The reason for Lazutkin's session with reporters was not to discuss the cosmonauts' drinking habits, but to announce the winner of a passenger ticket on Armadillo Aerospace's suborbital spacecraft, arranged through the Virginia-based Space Adventures travel company. Evgeny Kovalev of St. Petersburg won the ticket in a contest sponsored by the Efes brewery, and became Armadillo's first confirmed passenger.
Space Adventures' Russian representative, Sergei Kostenko, said the current plan called for Armadillo's craft to have its first piloted test flight in 2012. Passengers would be put on board after five or six additional test flights, he was quoted as saying in a RIA Novosti report. He also said about 200 applicants are on the list for the $102,000-per-person space tour packages.
So will Kovalev and other suborbital spacefliers be sipping cognac to celebrate flying on Armadillo's spaceship? Don't count on it.
"No alcoholic drinks will be consumed during the Armadillo Aerospace/Space Adventures’ suborbital spaceflights," Stacey Tearne, Space Adventures' vice president for communication, told me in an e-mail.
Would you go along with having a no-alcohol policy for spaceflight, or would you agree with Lazutkin that there'd be little harm in drinking a slightly intoxicating toast while you're taking your six-figure ride into space? Feel free to weigh in with your comments below.
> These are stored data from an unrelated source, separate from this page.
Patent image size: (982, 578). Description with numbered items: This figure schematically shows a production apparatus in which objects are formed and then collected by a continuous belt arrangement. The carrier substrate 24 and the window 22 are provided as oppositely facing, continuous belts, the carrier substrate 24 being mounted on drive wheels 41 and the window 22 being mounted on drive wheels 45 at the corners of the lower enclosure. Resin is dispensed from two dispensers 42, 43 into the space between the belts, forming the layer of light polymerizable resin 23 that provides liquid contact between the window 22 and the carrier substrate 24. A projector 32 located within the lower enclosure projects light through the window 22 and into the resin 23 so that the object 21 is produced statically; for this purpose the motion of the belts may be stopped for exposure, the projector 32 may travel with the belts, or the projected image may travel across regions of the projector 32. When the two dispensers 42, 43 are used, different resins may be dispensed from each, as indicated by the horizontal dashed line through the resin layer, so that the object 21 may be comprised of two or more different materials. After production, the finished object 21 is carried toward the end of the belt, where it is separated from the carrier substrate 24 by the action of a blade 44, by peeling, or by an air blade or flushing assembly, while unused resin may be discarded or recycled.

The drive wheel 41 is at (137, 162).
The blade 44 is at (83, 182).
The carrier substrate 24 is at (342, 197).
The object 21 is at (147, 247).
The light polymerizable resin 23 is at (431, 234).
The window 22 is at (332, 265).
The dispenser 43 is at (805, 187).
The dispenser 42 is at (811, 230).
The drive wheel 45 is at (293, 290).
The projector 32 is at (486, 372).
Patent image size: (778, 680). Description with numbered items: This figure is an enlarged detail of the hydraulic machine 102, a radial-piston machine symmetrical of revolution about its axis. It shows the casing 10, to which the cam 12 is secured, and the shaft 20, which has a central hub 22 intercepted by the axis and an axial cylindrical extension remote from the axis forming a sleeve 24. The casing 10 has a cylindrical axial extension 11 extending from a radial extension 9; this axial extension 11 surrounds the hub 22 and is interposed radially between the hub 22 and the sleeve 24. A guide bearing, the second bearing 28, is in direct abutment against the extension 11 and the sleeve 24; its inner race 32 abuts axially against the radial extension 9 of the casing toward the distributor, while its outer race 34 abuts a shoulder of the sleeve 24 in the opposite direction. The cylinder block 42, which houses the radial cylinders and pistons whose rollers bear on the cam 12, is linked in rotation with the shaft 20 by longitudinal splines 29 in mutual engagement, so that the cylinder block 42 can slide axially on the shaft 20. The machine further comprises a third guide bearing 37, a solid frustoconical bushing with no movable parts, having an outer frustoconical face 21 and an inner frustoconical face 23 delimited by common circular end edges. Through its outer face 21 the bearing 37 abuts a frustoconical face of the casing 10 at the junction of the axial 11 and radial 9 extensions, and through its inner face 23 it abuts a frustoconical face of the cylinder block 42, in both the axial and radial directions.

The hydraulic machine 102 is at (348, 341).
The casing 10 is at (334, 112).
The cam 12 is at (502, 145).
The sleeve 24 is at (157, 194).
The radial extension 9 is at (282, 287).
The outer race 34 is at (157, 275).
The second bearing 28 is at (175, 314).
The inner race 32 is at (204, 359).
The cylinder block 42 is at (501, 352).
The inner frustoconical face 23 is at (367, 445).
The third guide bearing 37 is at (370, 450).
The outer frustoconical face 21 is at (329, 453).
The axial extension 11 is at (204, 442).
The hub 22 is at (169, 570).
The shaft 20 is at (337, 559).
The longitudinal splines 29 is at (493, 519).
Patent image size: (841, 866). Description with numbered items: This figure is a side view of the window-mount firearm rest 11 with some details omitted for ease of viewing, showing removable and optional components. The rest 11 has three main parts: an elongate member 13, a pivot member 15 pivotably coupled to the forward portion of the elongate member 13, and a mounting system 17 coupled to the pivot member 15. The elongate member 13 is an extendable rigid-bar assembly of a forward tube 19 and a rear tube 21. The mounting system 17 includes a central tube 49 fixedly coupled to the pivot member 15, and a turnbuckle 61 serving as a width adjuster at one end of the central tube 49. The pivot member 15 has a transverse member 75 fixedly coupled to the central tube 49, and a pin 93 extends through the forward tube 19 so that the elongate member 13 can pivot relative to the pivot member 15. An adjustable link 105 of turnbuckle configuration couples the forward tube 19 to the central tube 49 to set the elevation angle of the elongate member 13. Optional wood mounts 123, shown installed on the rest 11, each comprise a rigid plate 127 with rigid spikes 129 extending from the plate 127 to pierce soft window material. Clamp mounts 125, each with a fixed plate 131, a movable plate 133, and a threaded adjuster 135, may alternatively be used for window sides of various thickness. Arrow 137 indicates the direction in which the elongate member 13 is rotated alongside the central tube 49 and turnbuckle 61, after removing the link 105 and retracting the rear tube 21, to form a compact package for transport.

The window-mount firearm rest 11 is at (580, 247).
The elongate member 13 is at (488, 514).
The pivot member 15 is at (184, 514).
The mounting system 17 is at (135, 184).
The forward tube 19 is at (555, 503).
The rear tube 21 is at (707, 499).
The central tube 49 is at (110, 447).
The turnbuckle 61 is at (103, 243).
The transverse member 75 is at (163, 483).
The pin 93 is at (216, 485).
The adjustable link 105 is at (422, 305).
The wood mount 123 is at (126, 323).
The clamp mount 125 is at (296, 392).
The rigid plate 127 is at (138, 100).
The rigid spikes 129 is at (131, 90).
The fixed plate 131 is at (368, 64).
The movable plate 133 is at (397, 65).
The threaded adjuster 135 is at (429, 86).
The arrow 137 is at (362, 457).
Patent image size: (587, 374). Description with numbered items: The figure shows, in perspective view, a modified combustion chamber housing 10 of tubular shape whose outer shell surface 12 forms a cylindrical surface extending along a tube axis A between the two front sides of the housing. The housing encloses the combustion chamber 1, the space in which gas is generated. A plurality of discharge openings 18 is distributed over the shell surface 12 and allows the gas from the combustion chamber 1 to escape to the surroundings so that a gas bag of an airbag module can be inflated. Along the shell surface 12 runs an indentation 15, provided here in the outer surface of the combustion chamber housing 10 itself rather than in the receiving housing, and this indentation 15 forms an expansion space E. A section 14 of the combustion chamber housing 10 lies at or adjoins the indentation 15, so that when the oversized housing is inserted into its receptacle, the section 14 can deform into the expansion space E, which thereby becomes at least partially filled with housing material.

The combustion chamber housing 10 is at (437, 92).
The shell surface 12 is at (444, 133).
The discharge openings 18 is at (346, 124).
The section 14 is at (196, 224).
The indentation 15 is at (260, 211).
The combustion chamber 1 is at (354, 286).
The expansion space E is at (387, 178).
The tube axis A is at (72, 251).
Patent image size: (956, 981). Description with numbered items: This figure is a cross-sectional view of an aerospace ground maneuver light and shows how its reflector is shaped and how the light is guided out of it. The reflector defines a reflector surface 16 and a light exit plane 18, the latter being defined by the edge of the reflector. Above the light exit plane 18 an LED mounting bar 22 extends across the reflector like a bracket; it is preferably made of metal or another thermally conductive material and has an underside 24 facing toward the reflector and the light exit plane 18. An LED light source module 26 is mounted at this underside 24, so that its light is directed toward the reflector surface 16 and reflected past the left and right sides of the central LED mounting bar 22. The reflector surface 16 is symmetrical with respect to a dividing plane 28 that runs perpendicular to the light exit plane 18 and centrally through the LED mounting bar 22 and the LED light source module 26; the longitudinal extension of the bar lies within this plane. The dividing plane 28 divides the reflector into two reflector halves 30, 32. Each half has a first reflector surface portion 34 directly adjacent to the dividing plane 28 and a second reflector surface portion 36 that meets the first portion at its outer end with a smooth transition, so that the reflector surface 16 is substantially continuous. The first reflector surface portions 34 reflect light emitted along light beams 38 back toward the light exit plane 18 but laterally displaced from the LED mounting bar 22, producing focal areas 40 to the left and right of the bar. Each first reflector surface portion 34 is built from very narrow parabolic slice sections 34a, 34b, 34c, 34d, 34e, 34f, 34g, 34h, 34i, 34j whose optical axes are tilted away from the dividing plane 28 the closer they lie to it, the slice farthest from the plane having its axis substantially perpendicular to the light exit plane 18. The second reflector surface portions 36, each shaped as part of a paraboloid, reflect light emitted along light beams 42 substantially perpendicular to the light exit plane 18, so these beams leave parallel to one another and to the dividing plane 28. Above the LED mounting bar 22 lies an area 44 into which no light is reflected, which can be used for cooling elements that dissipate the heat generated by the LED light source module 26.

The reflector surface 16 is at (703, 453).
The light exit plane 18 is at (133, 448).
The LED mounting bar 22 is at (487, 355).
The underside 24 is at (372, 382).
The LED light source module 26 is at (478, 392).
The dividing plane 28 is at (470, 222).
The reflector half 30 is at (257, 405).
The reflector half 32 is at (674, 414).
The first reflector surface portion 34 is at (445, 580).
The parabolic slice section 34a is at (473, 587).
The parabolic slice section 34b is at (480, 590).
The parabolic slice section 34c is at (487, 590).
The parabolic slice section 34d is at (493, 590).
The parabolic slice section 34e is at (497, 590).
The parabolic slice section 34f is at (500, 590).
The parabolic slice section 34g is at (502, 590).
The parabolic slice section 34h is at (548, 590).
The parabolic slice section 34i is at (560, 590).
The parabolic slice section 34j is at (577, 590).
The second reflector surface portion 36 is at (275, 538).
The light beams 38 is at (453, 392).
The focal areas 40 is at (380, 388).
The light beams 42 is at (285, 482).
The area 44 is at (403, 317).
Update for 2:30 p.m. ET Oct. 15: NBC News space analyst James Oberg sends along this photographic footnote:
"A delicious backstory to this article is how the lead photo of the medicinal cognac party ever reached the public. When Jerry Linenger returned from Mir in mid-1997, his photographs were processed into the NASA internal archive system, and I became aware of the scene (one of two shots) by means I still need to protect. But when I formally requested a copy for publication, from the NASA Public Affairs Office, the request was denied — reportedly on direct orders from astronaut Frank Culbertson, then the head of NASA's Shuttle-Mir office while angling for a future spaceflight of his own (which he did get, on ISS, in 2001). But my subsequent formal request via the Freedom of Information Act eventually shook the photos free — only because I was able to cite the exact photo ID numbers [if I hadn't originally known the photos existed, I doubt they'd ever have been released]. I used the photo in my 2002 book "Star-Crossed Orbits," and provided this particular image to MSNBC as well. I'm not sure the photo is even yet available to the general public on NASA's website — can anybody check?"